Hinzu kommt der nervenaufreibende Termin- und Leistungsdruck bei der Teilnahme an Wettbewerben. Die Absurdität dieses Geschäfts lassen die Beobachtungen im Trailer des Dokumentarfilms „The Competition“ erahnen. Angel Borrego Cubero beobachtete verschiedene namhafte Architekturbüros während der nächtlichen Arbeit kurz vor Abgabe des Wettbewerbs des Neuen Nationalmuseums in Andorra – es wurde nie gebaut. Man fragt sich, ob diese Anhäufung schlecht- oder unbezahlter Arbeitsstunden volkswirtschaftlicher Wahnsinn oder pure Leidenschaft ist.
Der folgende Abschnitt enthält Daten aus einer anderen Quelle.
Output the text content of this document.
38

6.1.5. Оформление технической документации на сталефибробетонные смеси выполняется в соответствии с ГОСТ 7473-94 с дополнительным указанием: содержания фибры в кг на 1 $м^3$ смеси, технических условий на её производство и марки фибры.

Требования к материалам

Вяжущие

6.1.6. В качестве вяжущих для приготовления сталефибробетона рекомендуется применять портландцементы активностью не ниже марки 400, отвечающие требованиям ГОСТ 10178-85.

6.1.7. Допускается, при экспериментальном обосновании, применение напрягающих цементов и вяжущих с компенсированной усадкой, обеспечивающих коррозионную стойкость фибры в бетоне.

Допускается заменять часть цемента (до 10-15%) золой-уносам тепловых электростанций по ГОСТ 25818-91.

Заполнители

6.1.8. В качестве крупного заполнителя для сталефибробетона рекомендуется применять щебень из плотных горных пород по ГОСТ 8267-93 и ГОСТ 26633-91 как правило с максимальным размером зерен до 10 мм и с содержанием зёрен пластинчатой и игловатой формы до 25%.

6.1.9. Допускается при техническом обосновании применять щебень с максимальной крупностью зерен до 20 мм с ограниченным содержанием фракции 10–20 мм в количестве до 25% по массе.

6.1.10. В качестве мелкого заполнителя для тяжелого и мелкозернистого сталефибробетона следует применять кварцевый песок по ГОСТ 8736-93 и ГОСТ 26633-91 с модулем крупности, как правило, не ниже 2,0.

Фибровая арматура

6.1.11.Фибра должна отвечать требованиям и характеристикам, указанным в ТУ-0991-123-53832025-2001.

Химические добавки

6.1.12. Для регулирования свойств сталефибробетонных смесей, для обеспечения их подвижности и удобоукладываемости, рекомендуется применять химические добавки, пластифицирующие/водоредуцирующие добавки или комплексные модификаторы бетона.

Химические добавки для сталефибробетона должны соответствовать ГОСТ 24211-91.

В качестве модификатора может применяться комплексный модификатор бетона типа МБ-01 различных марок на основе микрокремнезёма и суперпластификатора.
Warum aber schafft es zum Beispiel Dänemark, das Land, dass europaweit die zufriedensten Architekten hat, dieselbe Arbeit in dem dafür vorgesehenen Zeitrahmen zu bewältigen? Architekten verdienen hierzulande wenig und in Teilzeit noch weniger. Trotzdem würden sich manche Paare die Arbeit gerne teilen. Wir haben einerseits ein Überangebot an Architekten und andererseits für angestellte Mitarbeiter in Architektur-/Ingenieur- und Planungsbüros keine Tarifpflicht. Auf Wikipedia wird der Berufsstand zum Akademischen Prekariat gezählt. In fast jeder Branche wird über moderne Unternehmensführung, neue Arbeitszeitmodelle, Mindestlöhne, flache Hierarchien und Familienfreundlichkeit diskutiert – außer in deutschen Architekturbüros. Warum soll es nicht möglich sein, zum Beispiel ein Projekt auch auf vier anstatt zwei Schultern zu lagern? Schließlich ist doch Teamarbeit eine der Schlüsselqualifikationen des Berufs. Oder stolpert der eine oder die andere dabei über den Künstlerethos? Sind die Arbeitsbedingungen in deutschen Architekturbüros also noch zeitgemaß?
Jein ...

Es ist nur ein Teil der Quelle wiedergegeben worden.